UN MODELLO DI TRANSIZIONE ILLEGITTIMO E PREDATORIO
UN MODELLO DI TRANSIZIONE ILLEGITTIMO E PREDATORIO. NON È SOLO SPECULAZIONE! È SFRUTTAMENTO. È COLONIALISMO ENERGETICO CHE SI SOMMA A QUELLO MILITARE, ECONOMICO, ALIMENTARE, AGRICOLO.
La transizione energetica, così come viene implementata nel caso sardo, non è un processo neutro, né un passaggio automaticamente benefico sul piano sociale.
Al contrario il modello di transizione adottato è ingannevole e fraudolento e causa di una doppia distorsione.
La prima distorsione riguarda il disequilibrio e la redistribuzione economica. La combinazione tra finanziamenti europei, incentivi pubblici, meccanismi regolatori, remunerazione dei produttori e costi delle perdite in oneri di sistema trasferiti in bolletta favorisce una concentrazione dei benefici in capo ad aziende, lobby e operatori, mentre famiglie e imprese sostengono una quota crescente dei costi.

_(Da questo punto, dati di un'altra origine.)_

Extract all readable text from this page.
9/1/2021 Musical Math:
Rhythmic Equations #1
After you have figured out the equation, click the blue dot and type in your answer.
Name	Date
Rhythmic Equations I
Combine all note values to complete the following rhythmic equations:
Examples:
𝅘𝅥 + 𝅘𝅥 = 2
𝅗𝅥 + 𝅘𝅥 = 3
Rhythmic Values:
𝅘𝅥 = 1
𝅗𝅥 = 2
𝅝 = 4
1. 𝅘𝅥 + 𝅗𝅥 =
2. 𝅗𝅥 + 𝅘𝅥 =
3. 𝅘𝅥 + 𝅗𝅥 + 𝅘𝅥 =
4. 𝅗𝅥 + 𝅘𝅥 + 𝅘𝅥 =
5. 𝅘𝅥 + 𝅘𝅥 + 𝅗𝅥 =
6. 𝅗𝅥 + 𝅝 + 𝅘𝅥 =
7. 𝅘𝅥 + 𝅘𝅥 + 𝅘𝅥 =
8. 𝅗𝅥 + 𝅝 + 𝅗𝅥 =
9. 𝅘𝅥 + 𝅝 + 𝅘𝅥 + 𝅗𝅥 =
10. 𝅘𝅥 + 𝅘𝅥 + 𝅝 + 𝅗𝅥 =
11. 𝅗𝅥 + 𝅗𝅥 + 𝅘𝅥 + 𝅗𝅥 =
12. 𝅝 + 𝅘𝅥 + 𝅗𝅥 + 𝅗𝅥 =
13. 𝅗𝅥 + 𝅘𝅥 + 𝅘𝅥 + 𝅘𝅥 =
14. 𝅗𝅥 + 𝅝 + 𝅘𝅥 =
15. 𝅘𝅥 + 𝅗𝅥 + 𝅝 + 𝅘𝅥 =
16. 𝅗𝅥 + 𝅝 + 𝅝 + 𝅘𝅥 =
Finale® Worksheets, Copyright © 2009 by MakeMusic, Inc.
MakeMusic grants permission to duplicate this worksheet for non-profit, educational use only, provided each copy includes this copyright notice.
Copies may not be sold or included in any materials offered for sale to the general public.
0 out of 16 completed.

In questa prospettiva, la transizione non serve a ridurre la dipendenza da fonti fossili (anche perché le stesse grosse multinazionali dell'energie traggono capitali enormi da entrambe le fonti) ma diventa una forma di trasferimento di risorse dal basso verso l’alto.
La seconda distorsione riguarda il rapporto tra territorio e produzione.
La Sardegna è forzata a sostenere un carico produttivo eccedente in modo spropositato rispetto ai propri bisogni interni.
Una parte rilevante dell’energia prodotta non è destinata al consumo locale, ma viene esportata o dispersa: il territorio subisce costi ambientali, paesaggistici e sociali non proporzionati ai benefici diretti.
La Sardegna è trattata come hub energetico, laboratorio di elettrificazione, spazio sacrificabile dentro una logica energetica definita altrove.
Una transizione ecologica attuata in modo forzoso ed eterodiretto, con autorizzazioni uniche e agevolazioni generosi e incentivi per i produttori, scarsa attenzione alle proposte dal basso e debole coinvolgimento delle comunità ...
Non è un modello di transizione giusta, equo ed ecologico, ma una forma di sfruttamento coloniale del territorio, un impoverimento diffuso, soprattutto per i soggetti economicamente più fragili.
Una transizione illegittima e fraudolenta fatta a colpi di direttive UE e decreti nazionali dittatoriali e contraddittorie, che violano moltissime norme Jus Cogens, diritti umani e diritti dei popoli.